Bütün zamanların sesi
Şair o dizeleri bambaşka amaçla, bambaşka duyguyla yoğurmuş olabilir, ama okurun beklentileri belirleyicidir her zaman. Ahmed Arif’in dizeleri buna en önemli örnektir. Dileyen bir kez daha okur o güzelim dizeleri ve bir kez daha sorar kendine “anlatılan benim de hikâyemdir” aynı zamanda.

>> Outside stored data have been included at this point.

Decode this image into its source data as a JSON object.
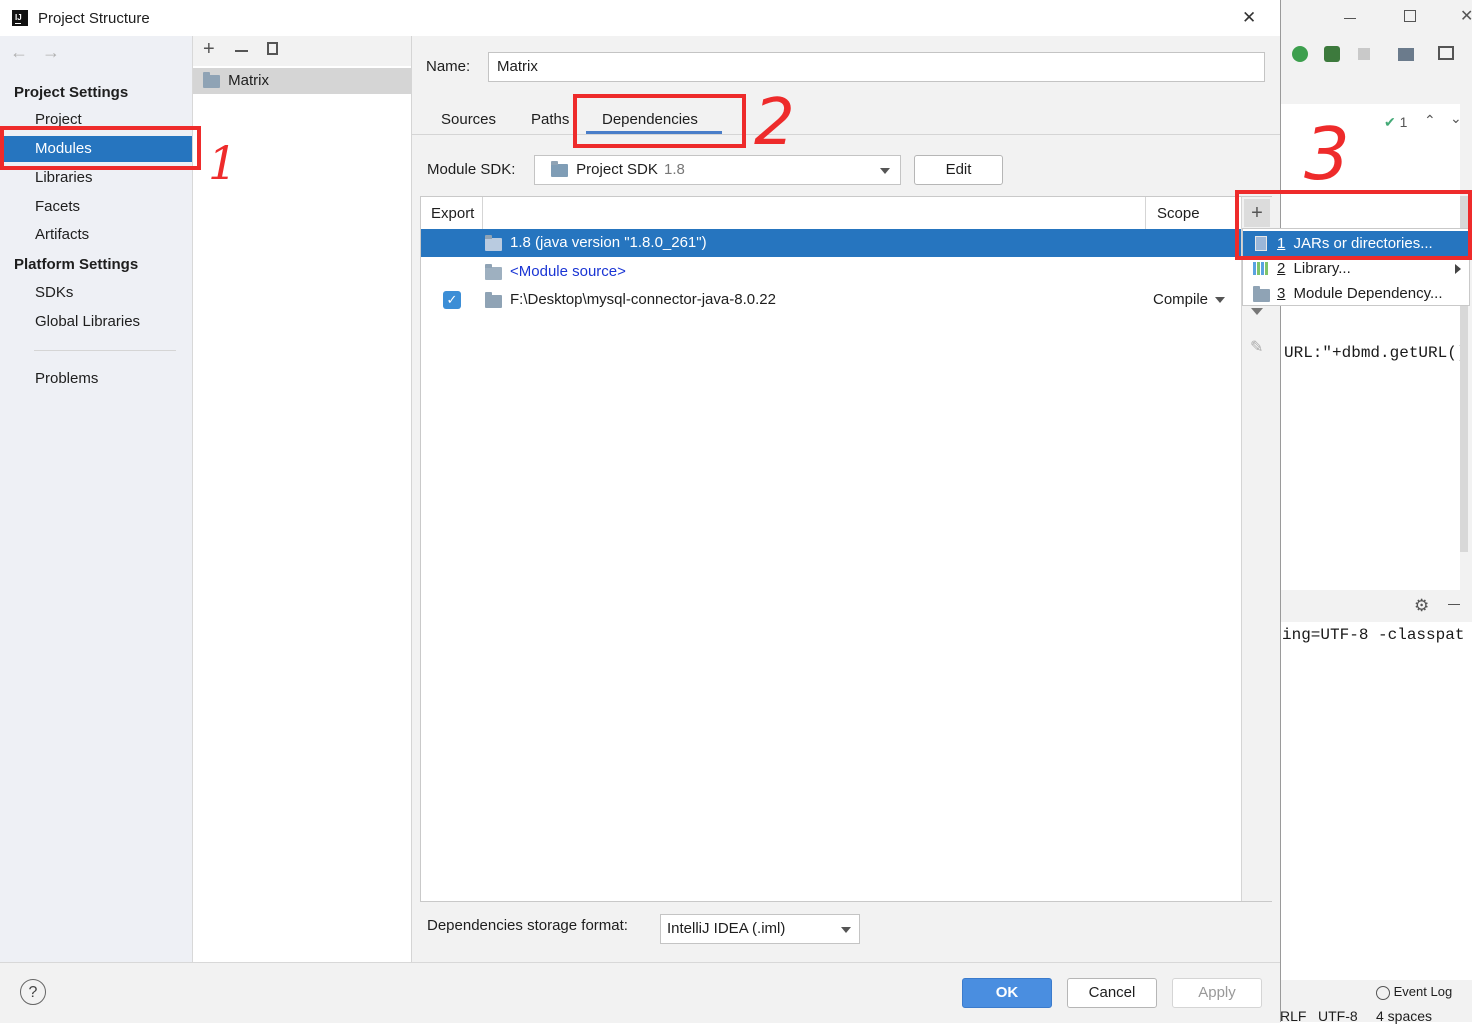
{
  "dialog": {
    "title": "Project Structure",
    "close_glyph": "✕"
  },
  "sidebar": {
    "project_settings_heading": "Project Settings",
    "project_settings_items": [
      "Project",
      "Modules",
      "Libraries",
      "Facets",
      "Artifacts"
    ],
    "platform_settings_heading": "Platform Settings",
    "platform_settings_items": [
      "SDKs",
      "Global Libraries"
    ],
    "problems": "Problems"
  },
  "modules_panel": {
    "module_name": "Matrix"
  },
  "main": {
    "name_label": "Name:",
    "name_value": "Matrix",
    "tabs": [
      "Sources",
      "Paths",
      "Dependencies"
    ],
    "module_sdk_label": "Module SDK:",
    "module_sdk_value": "Project SDK",
    "module_sdk_version": "1.8",
    "edit_button": "Edit",
    "table_headers": {
      "export": "Export",
      "scope": "Scope"
    },
    "rows": [
      {
        "name": "1.8 (java version \"1.8.0_261\")",
        "scope": ""
      },
      {
        "name": "<Module source>",
        "scope": ""
      },
      {
        "name": "F:\\Desktop\\mysql-connector-java-8.0.22",
        "scope": "Compile"
      }
    ],
    "storage_label": "Dependencies storage format:",
    "storage_value": "IntelliJ IDEA (.iml)"
  },
  "add_menu": {
    "items": [
      {
        "number": "1",
        "label": "JARs or directories..."
      },
      {
        "number": "2",
        "label": "Library..."
      },
      {
        "number": "3",
        "label": "Module Dependency..."
      }
    ]
  },
  "footer": {
    "help": "?",
    "ok": "OK",
    "cancel": "Cancel",
    "apply": "Apply"
  },
  "background_ide": {
    "problems_count": "1",
    "code_line": "URL:\"+dbmd.getURL()",
    "terminal_line": "ing=UTF-8 -classpat",
    "event_log": "Event Log",
    "status_line_sep": "RLF",
    "status_encoding": "UTF-8",
    "status_indent": "4 spaces"
  },
  "annotations": {
    "marker_1": "1",
    "marker_2": "2",
    "marker_3": "3"
  },
  "colors": {
    "selection": "#2675bf",
    "annotation_red": "#ee2b2b",
    "ok_button": "#4a8ee0"
  }
}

Toplumsal yapıdaki değişim şiirin yolunu da belirleyendir. Yaşananlar değer yargılarını da etkiler, tam da o nedenle şiir hep farklı anlam yüklenmekten kaçınamaz. Bundan da yüksünmesi beklenemez. Şair, ne derse desin, ne beklerse beklesin okurun toplumsal değişimle güçlenen yapısı karşısında eli kolu bağlıdır. Burada, şu çıkmasın ortaya: Şiir ne derse desin, okur istediği yere çeker, istediği anlamı yükler. Tabii ki bu değil, tabii ki bu kadar değil. Ama denemesi bedava. Başlayın okuduğunuz şiiri tartışmaya, üç dakika sonra konu eğer (bugün için) Gezi’ye gelmiyorsa, seçime bulaşmıyorsa dediğiniz her şeyi kabul edeceğim. Şiirin yüklendiği imge, buna bağlı olarak geliştirdiği estet duygu, sözcüklerin yüklendiği anlam (dizeyle bağlantılı kuşkusuz) ve gücü okuru belirliyor ister istemez. Sizi böyle etkiler, beni şöyle, bir başkasını çok daha farklı…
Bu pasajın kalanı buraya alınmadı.